UPDATED: FDA revises and expands draft guidance on adjusting for covariates in RCTs
The FDA on Thursday revised and expanded a 2019 draft guidance that spells out how to adjust for covariates in the statistical analysis of randomized controlled trials (RCTs).
Building on the ICH’s E9 guideline on the statistical principles for clinical trials, the 3-page draft has been transformed into an 8-page draft, with more detailed recommendations on linear and nonlinear models to analyze the efficacy endpoints in RCTs.
Baseline covariates are the demographic factors, disease characteristics, or other information collected from participants before they are randomized in a trial, FDA explains. “Covariate adjustment refers to the use of baseline covariate measurements for estimating and testing treatment effects between randomized groups,” the guidance notes.
Such adjustments will generally reduce the variability of estimating treatment effects and lead to narrower confidence intervals and more powerful hypothesis testing.
While linear models are regarded by FDA as generally providing “reliable estimation and inference for the average treatment effect,” additional issues should be considered before sponsors use nonlinear models, the guidance says.

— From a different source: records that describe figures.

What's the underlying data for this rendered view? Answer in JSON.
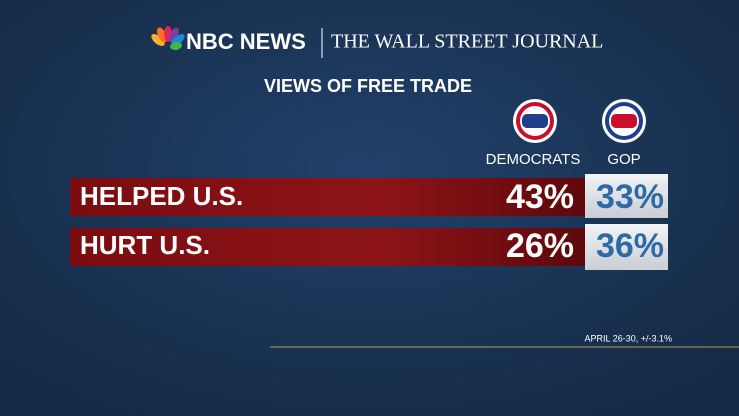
{
  "header": {
    "brand_left": "NBC NEWS",
    "brand_right": "THE WALL STREET JOURNAL"
  },
  "title": "VIEWS OF FREE TRADE",
  "table": {
    "columns": [
      "DEMOCRATS",
      "GOP"
    ],
    "rows": [
      {
        "label": "HELPED U.S.",
        "cells": [
          "43%",
          "33%"
        ]
      },
      {
        "label": "HURT U.S.",
        "cells": [
          "26%",
          "36%"
        ]
      }
    ]
  },
  "footnote": "APRIL 26-30, +/-3.1%"
}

“Sponsors should discuss with the relevant review divisions specific proposals in a protocol or statistical analysis plan containing nonlinear regression to estimate conditional treatment effects for the primary analysis,” FDA says. “When estimating a conditional treatment effect through nonlinear regression, the model will generally not be exactly correct, and results can be difficult to interpret if the model is misspecified and treatment effects substantially differ across subgroups.”
The revised draft also features an example of six steps for one statistically reliable method of covariate adjustment for an unconditional treatment effect with binary outcomes that produce a resulting estimator.
Frank Harrell, biostatistics professor at Vanderbilt’s medical school, told Endpoints News via email, “Overall it’s really excellent and there is nothing there to prevent modern flexible statistical models from being used in this context. Several modern methods are fostered by this guidance.
“The only reservation I have is its emphasis on causal inference methods that are not really needed when the design is already causal (especially when intent-to-treat is respected). To be fair, those methods may be more robust if you are really bad at pre-specifying the covariate adjustment. Causal methods estimate a quantity that depends on the inclusion/exclusion criteria and the achieved mix of patients, so does not transport to patient populations that don’t have the same covariate distribution as what’s in the trial,” he said.